Je laissai échapper un rire sans joie. « Le “bien” n’existe plus. En tout cas pas pour moi. Le “bien” s’est perdu quelque part entre les mensonges de Mark et la lingerie que j’ai retrouvée sur le sol de ma chambre et qui n’était pas à moi. »
Lila se redressa, la détermination brillant dans ses yeux comme si elle s’apprêtait à partir en guerre. « Bon, assez d’apitoiement. Donne-moi ce téléphone avant que je pirate ton Wi-Fi et que je télécharge l’appli moi-même. »
Avant que je ne réagisse, elle bondit vers moi avec la rapidité d’un guépard. Mon cri résonna dans la pièce tandis qu’elle m’arrachait le téléphone des mains.
« Lila ! » gémis-je en me précipitant vers elle. Mais elle était plus rapide, déjà en train de taper avec la précision d’une criminelle professionnelle. En quelques secondes, elle avait téléchargé l’appli de rencontres et l’avait ouverte.
« Voilà, » dit-elle avec un sourire triomphant, brandissant le téléphone comme un trophée. « Maintenant, tu n’as plus qu’à swiper. Swiper et arrêter de te plaindre. »
Je me laissai tomber contre la chaise et enfouis mon visage dans mes mains. « C’est ridicule. »
« Ridiculement amusant, » corrigea-t-elle en me lançant le téléphone. « Allez. Juste un swipe. Qu’est-ce qui pourrait arriver de pire ? Que tu te fasses kidnapper ? Je suivrai ta localisation. »
« C’est censé me rassurer ? » demandai-je en la fixant entre mes doigts.

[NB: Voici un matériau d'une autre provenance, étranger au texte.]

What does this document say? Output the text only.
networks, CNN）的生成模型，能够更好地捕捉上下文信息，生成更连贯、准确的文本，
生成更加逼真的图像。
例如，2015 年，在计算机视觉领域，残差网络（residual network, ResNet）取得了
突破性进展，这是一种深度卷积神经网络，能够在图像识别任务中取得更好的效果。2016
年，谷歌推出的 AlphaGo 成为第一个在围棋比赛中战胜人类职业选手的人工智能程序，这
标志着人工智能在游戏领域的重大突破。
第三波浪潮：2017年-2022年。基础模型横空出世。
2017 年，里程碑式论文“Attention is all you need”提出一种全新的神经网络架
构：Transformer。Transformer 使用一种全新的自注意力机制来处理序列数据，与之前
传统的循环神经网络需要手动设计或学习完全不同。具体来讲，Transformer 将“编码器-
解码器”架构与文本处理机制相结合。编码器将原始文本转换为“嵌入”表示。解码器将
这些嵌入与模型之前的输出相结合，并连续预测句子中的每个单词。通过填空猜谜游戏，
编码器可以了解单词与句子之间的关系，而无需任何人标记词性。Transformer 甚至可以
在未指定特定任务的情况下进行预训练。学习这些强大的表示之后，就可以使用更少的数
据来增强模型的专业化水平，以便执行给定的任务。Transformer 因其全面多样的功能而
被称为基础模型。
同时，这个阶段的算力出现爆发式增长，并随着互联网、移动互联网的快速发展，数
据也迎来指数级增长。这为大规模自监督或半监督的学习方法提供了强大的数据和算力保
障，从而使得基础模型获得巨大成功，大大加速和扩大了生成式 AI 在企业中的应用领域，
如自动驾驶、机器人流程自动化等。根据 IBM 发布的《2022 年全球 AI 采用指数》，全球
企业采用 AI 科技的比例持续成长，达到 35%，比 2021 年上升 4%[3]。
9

« Oui, » répondit-elle sans hésitation.
Je roulai des yeux mais baissai mes mains. L’écran lumineux me fixait, rempli de prénoms, de visages et de petites bios allant du gênant au suspect. Certains hommes posaient trop, d’autres semblaient avoir volé leurs photos dans des magazines, et un avait écrit toute sa bio en émojis, ce qui devrait être illégal.
Mais puis… je le vis.
Daniel.
Cheveux foncés. Mâchoire ciselée. Un léger sourire à la fois accueillant et dangereux. Sa bio était courte et simple : « Je ne cherche pas la perfection. Juste du vrai. »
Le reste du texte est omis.